Outsourcing computation to the cloud has a difficult set of privacy challenges, a primary one being that the client cannot really trust cloud or application software. Encrypted computation achieves privacy by having the user specify encrypted inputs to a program in the cloud and returning encrypted results.
The design and implementation of a secure processor architecture, called Ascend, that guarantees privacy of data computed upon by untrusted programs and run on an untrusted operating system (OS) is underway. Our security goal is to only trust the Ascend processor chip and show that it is secure against software attacks and power analysis attacks on its pins even though application and system software can be malicious. Our performance goal is to show that execution time and energy overheads of encrypted computation are reasonable. The key idea in Ascend to guarantee privacy is obfuscated program execution: from the perspective of the Ascend chip's input/output and power pins, an untrusted server cannot learn anything about private user data regardless of the program run.
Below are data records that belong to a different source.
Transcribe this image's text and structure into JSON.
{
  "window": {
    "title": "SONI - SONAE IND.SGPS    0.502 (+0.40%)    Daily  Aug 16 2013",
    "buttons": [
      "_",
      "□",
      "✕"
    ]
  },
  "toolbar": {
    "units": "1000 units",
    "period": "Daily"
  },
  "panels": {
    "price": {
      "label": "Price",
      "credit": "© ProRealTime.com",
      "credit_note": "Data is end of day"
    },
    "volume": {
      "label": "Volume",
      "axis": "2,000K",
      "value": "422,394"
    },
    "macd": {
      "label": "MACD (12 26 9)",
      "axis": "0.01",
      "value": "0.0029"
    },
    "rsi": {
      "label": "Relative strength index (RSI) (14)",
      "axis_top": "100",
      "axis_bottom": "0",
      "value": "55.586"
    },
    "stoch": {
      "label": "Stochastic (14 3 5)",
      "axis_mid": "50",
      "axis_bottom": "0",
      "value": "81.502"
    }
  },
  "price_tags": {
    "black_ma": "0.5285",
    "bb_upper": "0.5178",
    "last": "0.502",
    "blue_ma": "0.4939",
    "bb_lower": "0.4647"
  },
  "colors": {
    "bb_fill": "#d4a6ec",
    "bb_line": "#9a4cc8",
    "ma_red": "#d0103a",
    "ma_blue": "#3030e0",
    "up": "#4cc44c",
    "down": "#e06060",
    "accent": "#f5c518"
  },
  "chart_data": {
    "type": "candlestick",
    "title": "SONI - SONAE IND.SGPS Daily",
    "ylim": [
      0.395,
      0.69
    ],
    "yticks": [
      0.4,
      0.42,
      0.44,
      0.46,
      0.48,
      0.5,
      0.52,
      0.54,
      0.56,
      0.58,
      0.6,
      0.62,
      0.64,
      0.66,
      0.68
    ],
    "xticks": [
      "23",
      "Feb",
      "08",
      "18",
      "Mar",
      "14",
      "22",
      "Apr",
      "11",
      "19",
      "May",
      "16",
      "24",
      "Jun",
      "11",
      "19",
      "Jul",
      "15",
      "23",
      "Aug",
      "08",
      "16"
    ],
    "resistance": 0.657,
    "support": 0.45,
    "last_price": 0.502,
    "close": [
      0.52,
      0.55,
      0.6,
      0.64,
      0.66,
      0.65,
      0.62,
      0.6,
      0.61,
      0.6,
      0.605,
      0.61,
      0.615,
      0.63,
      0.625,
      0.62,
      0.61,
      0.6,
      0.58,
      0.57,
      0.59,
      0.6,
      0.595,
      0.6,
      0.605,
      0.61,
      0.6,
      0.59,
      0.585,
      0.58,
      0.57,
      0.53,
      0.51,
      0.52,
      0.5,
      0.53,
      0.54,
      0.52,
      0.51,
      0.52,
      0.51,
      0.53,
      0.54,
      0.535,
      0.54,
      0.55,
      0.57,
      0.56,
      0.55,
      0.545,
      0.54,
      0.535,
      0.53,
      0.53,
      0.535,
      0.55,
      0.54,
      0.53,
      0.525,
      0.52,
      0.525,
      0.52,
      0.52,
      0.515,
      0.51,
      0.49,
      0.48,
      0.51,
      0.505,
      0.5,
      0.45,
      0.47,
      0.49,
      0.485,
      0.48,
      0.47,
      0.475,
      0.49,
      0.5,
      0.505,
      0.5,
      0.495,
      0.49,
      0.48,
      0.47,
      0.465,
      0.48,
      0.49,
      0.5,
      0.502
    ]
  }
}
Through innovations in architectural mechanisms, security protocols, and applied cryptography, we hope to show that it is viable to only trust hardware and not trust any software in some security-conscious applications, thereby substantially minimizing the trusted computing base for these applications. The development of simulator infrastructure and hardware prototypes will allow the fruits of the research to be widely disseminated. This project will introduce high-school students to research in applied cryptography and security through an innovative high-school outreach program.